Core Concepts
A novel federated transfer learning method, Federated Transfer Component Analysis (FTCA), is proposed to efficiently transfer profiling knowledge between different Virtual Network Function (VNF) types while preserving data privacy.
Abstract
The paper proposes a Federated Transfer Component Analysis (FTCA) method to address the challenges of VNF profiling, which is time-consuming and requires collecting profiling data from all VNF types. FTCA leverages federated learning and transfer learning to transfer the profiling knowledge from a well-profiled source VNF to a less-profiled target VNF, while keeping the raw profiling data private.
The key steps of FTCA are:
- The source VNF trains a Generative Adversarial Network (GAN) model on its profiling data and sends the trained model to the target VNF.
- The target VNF uses the received GAN model to generate synthetic source VNF data and combines it with its own limited profiling data.
- The target VNF then applies transfer component analysis (TCA) to map the combined data into a new feature space where the difference between the source and target domains is minimized.
- Finally, regression models are trained on the transformed data to predict the resource configurations (CPU, memory, link capacity) of the target VNF.

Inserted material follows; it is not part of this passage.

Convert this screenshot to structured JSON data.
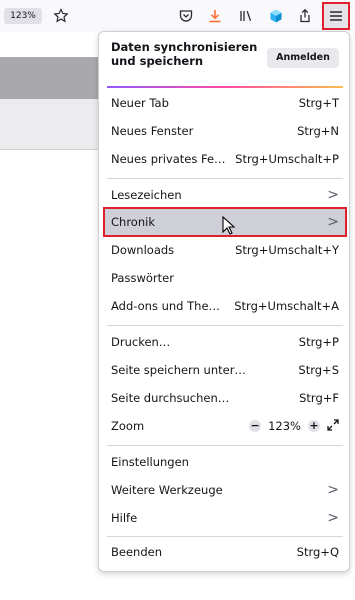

Experiments on three VNF types (SNORT Inline, SNORT Passive, and virtual firewall) show that FTCA can effectively predict the target VNF resource configurations, reducing the RMSE by up to 38.5% and improving the R-squared metric up to 68.6% compared to directly training on the target VNF data.
Stats
The RMSE index of the regression model decreases by 38.5% and the R-squared metric advances up to 68.6%.
Quotes
"Combining two learning methods, federated transfer component analysis (FTCA) is proposed in this paper as a novel method under federated transfer learning (FTL)."
"Experiments show that the proposed FTCA can effectively predict the required resources for the target VNF."